Dear Ebenezer’s Kin,
Just kidding about being Ebenezer’s relation; here’s a high five for asking what so many others are probably thinking and feeling right now. I understand your pain and will offer some perspective and practical help.
I love Christmas – the lights, music, food and celebrations! They are reminders of how our world was changed by the most significant birth in history – the arrival of Jesus Christ.
Christmas provides opportunities for families and friends to reunite while offering a pleasant break from routine. Yet, many, in their desire to be generous and loving, have sacrificed all sense and good judgement.
I agree with your observation that the way Christmas is promoted and marketed is a gross commercialism of Christ’s birth. People indenture themselves to creditors for an entire year to buy “stuff” they think will bring happiness to others.
I did a little research to see if this was just our sentiment or real life events.
A 2017 Consumer Holiday Shopping Report revealed that more Americans are finding themselves in debt because of holiday shopping. Credit card debt rose 8% from 2015 to 2016 and not all of it has been repaid! (If you, or someone you know, is dealing with overwhelming credit card debt, get in touch with Christian Credit Counselors. They’ve been our trusted partners for years and can help you pay off your debt the right way.)
Last Christmas, 63% of Baby Boomers, 58% of Generation-Xers, and 40% of Millennials took on debt. The average person thinks the most they’ll spend this year is $660, with Baby Boomers at $802, Millennials $434, and Gen Xers at $679.
Many parents feel pressured to give their children whatever they request. They overextend by failing to plan. They want their children to fit in with their peers and attempt to eliminate feelings of guilt, so they overindulge.
But it’s not just parents! Our society has jumped on the “debt-wagon” at Christmas and are financing things our grandparents would not believe in their day. The list includes smartphones, televisions, furniture, computers, entertainment systems, appliances, engagement rings, cars, and……pets?
Wags Lending is a new alternative for pet purchasing when cash is not available.

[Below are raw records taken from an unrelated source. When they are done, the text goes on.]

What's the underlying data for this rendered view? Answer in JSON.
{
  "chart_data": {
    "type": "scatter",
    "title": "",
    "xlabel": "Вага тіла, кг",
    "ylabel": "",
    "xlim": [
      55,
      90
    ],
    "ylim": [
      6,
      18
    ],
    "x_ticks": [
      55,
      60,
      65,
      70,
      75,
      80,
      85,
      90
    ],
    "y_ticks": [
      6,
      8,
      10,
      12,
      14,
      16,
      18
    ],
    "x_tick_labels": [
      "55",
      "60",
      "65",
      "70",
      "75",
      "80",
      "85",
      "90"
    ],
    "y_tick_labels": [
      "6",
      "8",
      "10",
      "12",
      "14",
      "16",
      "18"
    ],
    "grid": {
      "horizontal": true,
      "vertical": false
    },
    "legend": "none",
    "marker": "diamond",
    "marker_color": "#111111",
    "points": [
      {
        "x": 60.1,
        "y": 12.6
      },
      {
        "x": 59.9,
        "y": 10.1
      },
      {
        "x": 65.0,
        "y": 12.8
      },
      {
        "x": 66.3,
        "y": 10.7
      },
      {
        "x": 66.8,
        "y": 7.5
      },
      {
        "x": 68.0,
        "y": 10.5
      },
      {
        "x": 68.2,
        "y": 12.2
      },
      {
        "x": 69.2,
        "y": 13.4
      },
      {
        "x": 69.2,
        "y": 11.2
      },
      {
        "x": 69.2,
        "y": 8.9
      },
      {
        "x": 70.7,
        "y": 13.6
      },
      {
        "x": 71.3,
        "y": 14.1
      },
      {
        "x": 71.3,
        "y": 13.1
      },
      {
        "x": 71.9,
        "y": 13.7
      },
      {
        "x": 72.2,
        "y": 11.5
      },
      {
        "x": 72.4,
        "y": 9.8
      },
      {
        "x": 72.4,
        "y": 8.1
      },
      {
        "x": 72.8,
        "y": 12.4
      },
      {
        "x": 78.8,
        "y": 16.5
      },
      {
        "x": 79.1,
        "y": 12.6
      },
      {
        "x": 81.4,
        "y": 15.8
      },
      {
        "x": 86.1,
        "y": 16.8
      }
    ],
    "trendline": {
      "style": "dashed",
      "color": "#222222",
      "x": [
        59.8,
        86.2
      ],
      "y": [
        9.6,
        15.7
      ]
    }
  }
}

The company’s mission is “to serve you with a lease purchase opportunity and fair pricing based on your unique lifestyle and your ability to pay, while increasing your credit.” They provide financing with no documentation with “low, fixed monthly payments.” They don’t offer “loans” just “lease payments”. Pet ownership occurs through an early buyout option or at the final payment.
I wonder, have their customers considered the cost of pet food, vet bills, boarding costs, or required rental deposits for pets? A puppy for Christmas is always a big hit since it offers so much fun and happiness, but the responsibility and true cost must be seriously considered. Sorry,….I digress. Now back to your question!
Let’s consider some possible solutions for avoiding the debt trap at Christmas:
I have recently written a post offering alternative gift ideas that will possibly be more meaningful and certainly less expensive. I hope you’ll find it very helpful.
Regardless of what we spend, there’s an enemy dedicated to destroying us. We must draw battle lines and reject the lie that debt will bring happiness. Or, that expensive gifts is the only way to bring joy to a loved one. Let’s set our hope on God, “who richly provides us with everything to enjoy.” (1Timothy 6:17b ESV) He is trustworthy!
This truth eliminates the need to compete with others. It offers the freedom to develop God’s plan for your family without the pressure from the commercial world.
We must decide if we truly serve the God of the universe. If so, then our omniscient Father will meet our needs to show love to others, without our indebtedness at Christmas.
It requires believing that God’s plan is different from the world’s and is more fulfilling, not less.
And, the light, the sounds, the celebrations this year can be centered around the Savior who came into the world in a lowly manager, in an obscure city with no display of power or riches, yet, He gave us His best, abundant life – His life. (John 10:10b ESV) Oh come, let us adore Him!